= David S. Prowitt =

David S. Prowitt (May 29, 1934 - April 12, 2008) was a broadcast television producer and writer during the mid twentieth century. During his career he helped to develop and manage much of the science broadcasting for WNET-TV, PBS during the 1960s-1980s and worked on the shows The Killers, and The Thin Edge. He also produced the documentary news series Bill Moyers' Journal (1972-).

== Biography ==
Prowitt was born on May 29, 1934. He went to the University of Chicago and the Sorbonne. Prowitt began his career in 1952 working for the Chicago Sun-Times as a reporter and photograph editor. He also worked in public relations for American Airlines and later for ABC News and ABC television as a producer.
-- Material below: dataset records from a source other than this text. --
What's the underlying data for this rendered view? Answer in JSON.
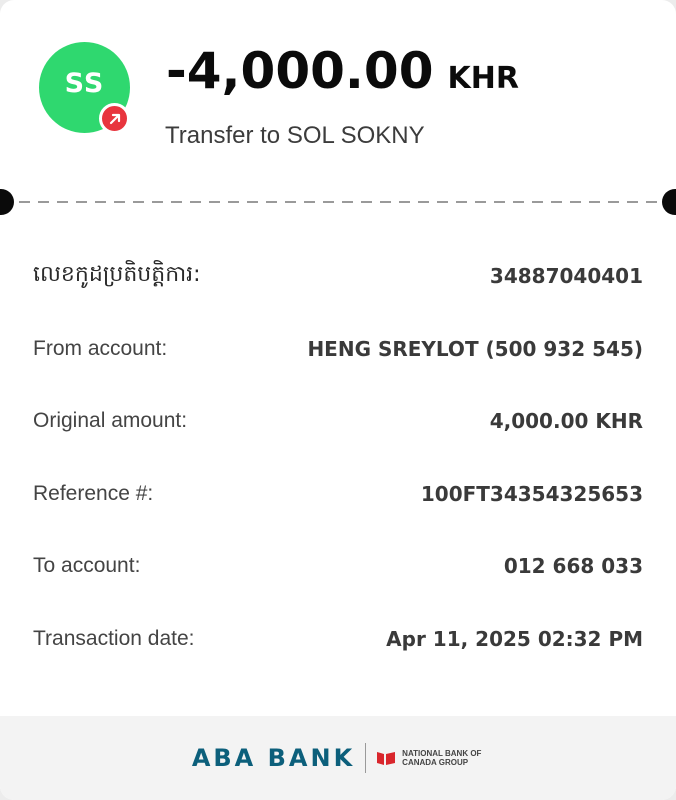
{
  "header": {
    "avatar_initials": "SS",
    "badge_icon": "outgoing-arrow-icon",
    "amount": "-4,000.00",
    "currency": "KHR",
    "subtitle": "Transfer to SOL SOKNY"
  },
  "details": [
    {
      "label": "លេខកូដប្រតិបត្តិការ:",
      "value": "34887040401"
    },
    {
      "label": "From account:",
      "value": "HENG SREYLOT (500 932 545)"
    },
    {
      "label": "Original amount:",
      "value": "4,000.00 KHR"
    },
    {
      "label": "Reference #:",
      "value": "100FT34354325653"
    },
    {
      "label": "To account:",
      "value": "012 668 033"
    },
    {
      "label": "Transaction date:",
      "value": "Apr 11, 2025 02:32 PM"
    }
  ],
  "footer": {
    "bank_name": "ABA BANK",
    "partner_logo_text": "NATIONAL BANK OF CANADA GROUP"
  },
  "colors": {
    "avatar_bg": "#2fd86f",
    "badge_bg": "#e8353e",
    "brand_teal": "#0c5f7b",
    "brand_red": "#d9262c"
  }
}
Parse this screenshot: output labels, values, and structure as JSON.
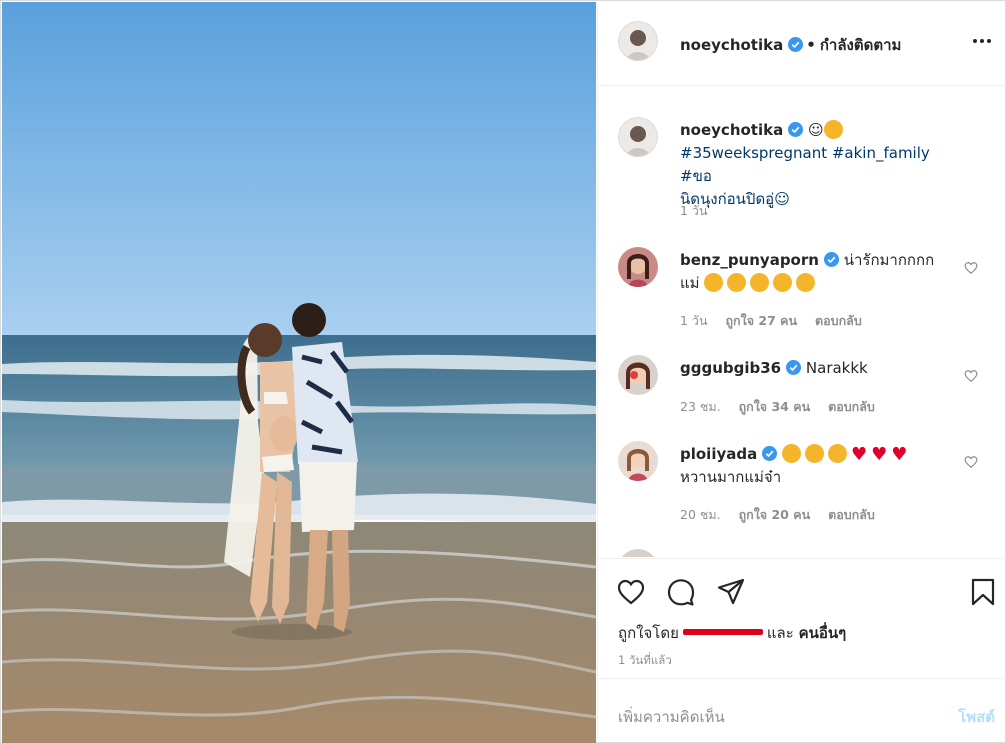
{
  "post": {
    "username": "noeychotika",
    "separator": "•",
    "follow_status": "กำลังติดตาม"
  },
  "caption": {
    "username": "noeychotika",
    "symbol": "☺",
    "hashtags": "#35weekspregnant #akin_family #ขอ",
    "text_line2": "นิดนุงก่อนปิดอู่☺",
    "time": "1 วัน"
  },
  "comments": [
    {
      "username": "benz_punyaporn",
      "text_line1": "น่ารักมากกกก",
      "text_line2": "แม่",
      "time": "1 วัน",
      "likes": "ถูกใจ 27 คน",
      "reply": "ตอบกลับ"
    },
    {
      "username": "gggubgib36",
      "text": "Narakkk",
      "time": "23 ชม.",
      "likes": "ถูกใจ 34 คน",
      "reply": "ตอบกลับ"
    },
    {
      "username": "ploiiyada",
      "text_line2": "หวานมากแม่จ๋า",
      "time": "20 ชม.",
      "likes": "ถูกใจ 20 คน",
      "reply": "ตอบกลับ"
    }
  ],
  "likes_line": {
    "prefix": "ถูกใจโดย",
    "and": "และ",
    "others": "คนอื่นๆ"
  },
  "post_time": "1 วันที่แล้ว",
  "add_comment": {
    "placeholder": "เพิ่มความคิดเห็น",
    "post_label": "โพสต์"
  },
  "colors": {
    "verified": "#3897f0",
    "hashtag": "#00376b",
    "post_button_disabled": "#b2dffc",
    "secondary_text": "#8e8e8e"
  }
}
In 1964, Prowitt developed, produced, wrote, and served as correspondent for WNET's first science series, Spectrum (broadcast nationally over NET member stations, some (like KCET) of which originated several episodes), and became the executive producer for WNET. He moved to Washington, D.C., in 1971 where he became a news correspondent and eventually WNET-TV Program Division Washington Bureau Chief. It was here that he wrote and produced several other shows including Bill Moyers' Journal, This Week with Bill Moyers, The Killers, The Thin Edge, made-for-TV movie The Pentagon Papers, and Baryshnikov: Live at Wolf Trap. Prowitt received the American Psychological Foundation's National Media Award in the television-radio-movie category in 1971 as the producer and narrator of the film The Mind of Man.

From 1973 to 1983, David Prowitt served as CEO and chairman of the board at Science Program Group, Inc. which promoted and supported science TV programming production. He left in 1983 to start his own science programming production company.

Prowitt died at age 73 in Virginia of a respiratory disease.